On Fridays, Mrs. Jenkins played bridge at Mrs. Connor’s house down the street. Therefore, Jasper picked Cindy up in his old Dodge, and parked around the corner from Mrs. Jenkins’s's house, waiting for her to pass on the way to her card game. As soon as she passed, Jasper grabbed Cindy’s chin and turned her face towards his. He explained one final time what Cindy’s duties were, and what the consequences would be if she did not complete those duties as ordered. Then, he moved his car directly in front of the target house, got out of the car, and gestured for Cindy to follow him.
As she got out of the car, Cindy paused when she noticed an old manual concrete mixer on the sidewalk in front of Mrs. Jenkins’ house. Somebody was repairing the sidewalk in front of her house, but was apparently on his lunch break. Impatiently, Jasper yanked Cindy’s arm to hurry her along; so she turned her attention to getting in the house. Reggie’s doggie door was a tight squeeze, but Cindy made it, greeted Reggie, scooped him up in her arms and opened the door for Jasper. As Jasper entered the house, Cindy turned and walked towards the back of the house, with Reggie still safe in her arms.
“Where do you think you’re going?” asked Jasper.
Cindy responded that she was going to put Reggie in the guest room where he couldn’t cause any trouble. Jasper snorted, and headed for the silver drawer.
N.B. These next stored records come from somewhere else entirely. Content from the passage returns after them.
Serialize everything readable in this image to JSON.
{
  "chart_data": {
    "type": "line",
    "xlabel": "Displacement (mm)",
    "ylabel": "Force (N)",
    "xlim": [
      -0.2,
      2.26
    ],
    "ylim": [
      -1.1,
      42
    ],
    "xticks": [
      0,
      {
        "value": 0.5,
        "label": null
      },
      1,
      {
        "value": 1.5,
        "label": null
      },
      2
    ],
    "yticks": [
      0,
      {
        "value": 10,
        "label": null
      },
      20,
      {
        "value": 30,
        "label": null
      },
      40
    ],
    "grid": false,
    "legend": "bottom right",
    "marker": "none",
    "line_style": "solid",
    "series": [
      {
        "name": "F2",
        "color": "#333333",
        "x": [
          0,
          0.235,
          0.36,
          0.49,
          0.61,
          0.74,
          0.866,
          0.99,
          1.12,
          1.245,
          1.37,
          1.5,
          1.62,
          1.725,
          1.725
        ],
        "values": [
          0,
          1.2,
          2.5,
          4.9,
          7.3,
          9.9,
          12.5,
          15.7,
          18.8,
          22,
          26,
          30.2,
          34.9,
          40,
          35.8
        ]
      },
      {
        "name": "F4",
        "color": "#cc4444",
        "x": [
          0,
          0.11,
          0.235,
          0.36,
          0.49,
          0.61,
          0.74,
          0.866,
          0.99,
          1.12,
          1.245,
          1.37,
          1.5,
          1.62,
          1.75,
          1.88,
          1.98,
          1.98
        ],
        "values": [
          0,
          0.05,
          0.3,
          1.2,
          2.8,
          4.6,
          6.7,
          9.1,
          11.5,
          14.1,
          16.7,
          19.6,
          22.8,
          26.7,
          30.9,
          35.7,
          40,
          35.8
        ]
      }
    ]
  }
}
In the back hall, outside the guest room door, Cindy picked up the phone and quietly dialed 911. After a hurried whispered conversation, she ducked out the back door after putting Reggie safely in the guest room. The cement mixer had given her a glimmer of an idea. In a movie she had seen last year, the good guy had stopped somebody from following him by stuffing a banana up his tailpipe. Cindy only needed to delay Jasper a little bit, until the police arrived. Jasper may be an adult and more credible than she, but if caught with stolen items in hand, his word would mean nothing.
Quickly, Cindy scooped up a handful of the wet cement, bent down, stuffed it in the tailpipe of Jasper’s car, and slipped away as the first sound of approaching sirens filled the air.